| Konu: | HDP Grubunun soru, araştırma ve genel görüşme önergelerinin Meclis Başkanlığınca iade edilmesiyle ilgili bir işlem yapmamasının İç Tüzük hükümlerine uygun olup olmadığı hakkında usul görüşmesi münasebetiyle |
| Yasama Yılı: | 1 |
| Birleşim: | 37 |
| Tarih: | 10.02.2016 |
MEHMET NACİ BOSTANCI (Amasya) - Sayın Başkan, değerli arkadaşlar; esasen sizin yönetiminize ilişkin herhangi bir problem yok, bu çerçevede 63'e göre bir usul tartışması açılması manasız. İç Tüzük'ün 67'nci maddesine göre, Sayın Başkan kendisine gelen, Meclise intikal eden önergelere ilişkin bir düzenleme yetkisine sahip, bu yetkisini de kullanmış. Bu yetkisini sistematik bir şekilde HDP'nin önergelerine karşı kullandığı iddiası boşlukta bir iddiadır çünkü her gün sizin önergelerinizi burada dinliyoruz, her gün dinliyoruz Sayın Baluken, her gün burada sizin önergeleriniz üzerine tartışıyoruz. Dolayısıyla iddianız ile Meclisin her günkü zabıtları ve gündemi çelişiyor.
İkincisi: Egemenlik kayıtsız şartsız milletin. Elbette milletin ve burada Meclis o millet iradesini temsil ediyor ama bu şu anlama gelmiyor: Aklımıza estiği gibi davranırız, aklımıza estiği gibi burada uygulamalar yaparız. Öyleyse Anayasa niye var, İç Tüzük niye var, yasalar niçin var?
MAHMUT TOĞRUL (Gaziantep) - Söylenenlerin hangisi Anayasa'ya aykırı?

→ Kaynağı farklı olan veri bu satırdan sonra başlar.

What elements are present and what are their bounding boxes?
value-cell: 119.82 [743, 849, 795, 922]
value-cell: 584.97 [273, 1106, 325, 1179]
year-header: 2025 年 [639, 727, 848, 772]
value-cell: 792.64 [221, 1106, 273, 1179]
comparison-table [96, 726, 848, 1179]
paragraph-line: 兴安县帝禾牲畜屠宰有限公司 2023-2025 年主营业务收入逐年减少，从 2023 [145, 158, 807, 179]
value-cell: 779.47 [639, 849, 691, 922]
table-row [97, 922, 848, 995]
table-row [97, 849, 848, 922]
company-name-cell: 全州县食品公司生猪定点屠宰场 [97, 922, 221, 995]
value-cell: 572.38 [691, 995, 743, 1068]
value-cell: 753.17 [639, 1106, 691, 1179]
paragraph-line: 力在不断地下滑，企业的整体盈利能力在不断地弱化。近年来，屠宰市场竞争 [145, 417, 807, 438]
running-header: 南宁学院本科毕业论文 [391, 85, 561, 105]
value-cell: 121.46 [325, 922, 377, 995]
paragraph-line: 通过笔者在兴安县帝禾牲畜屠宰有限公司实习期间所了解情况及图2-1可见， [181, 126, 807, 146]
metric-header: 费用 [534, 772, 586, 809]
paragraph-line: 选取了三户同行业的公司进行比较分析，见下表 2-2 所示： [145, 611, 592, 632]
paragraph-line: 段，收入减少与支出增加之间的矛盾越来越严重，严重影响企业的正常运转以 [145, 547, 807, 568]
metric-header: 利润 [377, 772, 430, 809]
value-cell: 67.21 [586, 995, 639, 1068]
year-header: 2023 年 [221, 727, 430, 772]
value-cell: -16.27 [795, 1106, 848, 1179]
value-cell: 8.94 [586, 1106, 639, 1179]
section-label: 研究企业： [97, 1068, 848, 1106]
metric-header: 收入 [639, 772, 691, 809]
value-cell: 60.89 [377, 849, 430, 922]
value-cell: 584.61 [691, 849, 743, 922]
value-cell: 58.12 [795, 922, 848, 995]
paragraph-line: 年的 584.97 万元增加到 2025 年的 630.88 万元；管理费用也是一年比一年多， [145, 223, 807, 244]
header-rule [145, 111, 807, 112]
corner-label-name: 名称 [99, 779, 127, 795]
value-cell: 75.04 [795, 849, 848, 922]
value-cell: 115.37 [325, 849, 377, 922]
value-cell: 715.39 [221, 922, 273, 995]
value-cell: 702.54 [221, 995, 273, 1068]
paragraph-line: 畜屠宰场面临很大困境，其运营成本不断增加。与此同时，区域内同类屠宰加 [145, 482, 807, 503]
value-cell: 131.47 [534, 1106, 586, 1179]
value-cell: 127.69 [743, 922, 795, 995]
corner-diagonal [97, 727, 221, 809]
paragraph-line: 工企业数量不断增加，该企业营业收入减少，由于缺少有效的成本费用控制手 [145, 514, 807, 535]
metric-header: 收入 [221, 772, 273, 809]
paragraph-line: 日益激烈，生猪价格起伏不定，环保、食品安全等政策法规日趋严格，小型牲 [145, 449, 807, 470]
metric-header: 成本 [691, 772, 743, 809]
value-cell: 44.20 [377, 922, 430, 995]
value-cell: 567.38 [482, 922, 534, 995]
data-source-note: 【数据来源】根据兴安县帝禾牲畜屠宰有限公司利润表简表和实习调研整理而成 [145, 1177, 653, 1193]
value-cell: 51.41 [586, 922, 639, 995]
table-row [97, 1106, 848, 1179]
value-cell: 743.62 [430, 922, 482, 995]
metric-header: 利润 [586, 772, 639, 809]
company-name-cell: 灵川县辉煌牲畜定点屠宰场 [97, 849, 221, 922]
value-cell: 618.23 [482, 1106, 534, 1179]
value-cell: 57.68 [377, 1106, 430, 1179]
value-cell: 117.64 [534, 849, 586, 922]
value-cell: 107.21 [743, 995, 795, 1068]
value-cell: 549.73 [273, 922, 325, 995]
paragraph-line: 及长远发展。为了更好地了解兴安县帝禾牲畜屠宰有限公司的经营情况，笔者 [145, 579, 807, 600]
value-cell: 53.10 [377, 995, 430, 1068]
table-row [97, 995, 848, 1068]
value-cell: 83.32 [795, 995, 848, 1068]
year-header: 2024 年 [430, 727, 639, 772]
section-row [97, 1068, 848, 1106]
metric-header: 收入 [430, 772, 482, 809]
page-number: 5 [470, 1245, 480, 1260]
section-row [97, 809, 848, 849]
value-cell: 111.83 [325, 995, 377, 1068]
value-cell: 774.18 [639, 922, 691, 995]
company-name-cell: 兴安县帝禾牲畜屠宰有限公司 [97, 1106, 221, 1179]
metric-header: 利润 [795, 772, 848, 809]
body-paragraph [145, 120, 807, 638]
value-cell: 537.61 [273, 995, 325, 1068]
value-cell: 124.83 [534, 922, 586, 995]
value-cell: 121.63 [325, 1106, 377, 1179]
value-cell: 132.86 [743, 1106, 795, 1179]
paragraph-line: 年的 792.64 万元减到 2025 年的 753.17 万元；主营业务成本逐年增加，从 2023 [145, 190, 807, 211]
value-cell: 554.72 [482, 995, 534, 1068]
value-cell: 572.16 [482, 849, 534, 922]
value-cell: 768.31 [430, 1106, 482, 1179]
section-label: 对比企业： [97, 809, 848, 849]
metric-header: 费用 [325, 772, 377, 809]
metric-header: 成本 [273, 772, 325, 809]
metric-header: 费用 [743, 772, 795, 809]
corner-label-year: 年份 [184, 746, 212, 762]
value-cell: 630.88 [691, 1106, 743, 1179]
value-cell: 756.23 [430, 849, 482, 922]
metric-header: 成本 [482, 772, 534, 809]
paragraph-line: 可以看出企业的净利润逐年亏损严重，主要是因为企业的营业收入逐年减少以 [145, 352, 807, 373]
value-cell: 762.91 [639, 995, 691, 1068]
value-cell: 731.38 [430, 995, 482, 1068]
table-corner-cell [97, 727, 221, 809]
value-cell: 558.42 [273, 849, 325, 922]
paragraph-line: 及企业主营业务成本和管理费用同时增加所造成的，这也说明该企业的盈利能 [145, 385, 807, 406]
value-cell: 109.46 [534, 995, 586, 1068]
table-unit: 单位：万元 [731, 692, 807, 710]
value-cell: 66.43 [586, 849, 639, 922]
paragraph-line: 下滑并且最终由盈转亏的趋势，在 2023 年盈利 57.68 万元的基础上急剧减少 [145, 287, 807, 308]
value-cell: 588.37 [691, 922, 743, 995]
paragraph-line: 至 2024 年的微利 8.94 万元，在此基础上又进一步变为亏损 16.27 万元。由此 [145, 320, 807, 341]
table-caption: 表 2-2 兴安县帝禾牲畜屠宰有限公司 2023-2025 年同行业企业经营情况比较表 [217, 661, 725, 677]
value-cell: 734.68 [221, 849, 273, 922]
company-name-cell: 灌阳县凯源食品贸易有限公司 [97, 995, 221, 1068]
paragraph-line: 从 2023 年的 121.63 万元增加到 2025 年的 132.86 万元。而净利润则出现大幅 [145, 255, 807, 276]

MEHMET NACİ BOSTANCI (Devamla) - Yasalar bir irade kullanılırken kim kullanırsa kullansın o iradenin nasıl şekilleneceğine ilişkin kuralları gösterir, elbette kurallar olacak. Eğer son zamanlarda sizin önergelerinize ilişkin bir problemin ortaya çıktığını düşünüyorsanız bunu biraz da Meclisteki dilinize, önergelerinizin içeriğine, burada kullandığınız üsluba ilişkin bir problem var mı diye düşünmeniz uygun olur. Şimdi gelip buraya "AKP'nin dayattığı savaş konsepti..." diye başlarsanız bir kere ben bunu şiddetle reddederim, bunu bir eleştiri olarak da görmem. Çünkü, bu açıktan açığa, sanki PKK' ile AK PARTİ karşılıklı siyasi rekabet içerisinde "Ey AK PARTİ'ye karşı olan muhalifler, siz de safınızı belirleyin." diyen bir çağrıdır. Burada açıkça yaşanan, terör örgütünün bu millete Kürt'üyle, Türk'üyle meydan okumasıdır ve bu meydan okumaya karşı bu devlet elbette cevap verecektir. Ne adına? Millet adına. Cevap veren bu devlet, sizin de çeşitli suçlamalarınızla karşılaşan bu devlet sizin de bir parçası olduğunuz, burada temsil ettiğiniz devlettir. O bakımdan benim HDP'ye tavsiyem -birbirimize tavsiyelerde bulunuyoruz ya- kendinizi o çukurların arkasına atmayın. Türkiye'nin başka yerlerine de açılın, söylediğiniz sözler milyonlarca insan tarafından nasıl anlaşılıyor, lütfen buna da biraz dikkat edin Türkiyelileşme iddianız hâlen varit ise, geçerli ise.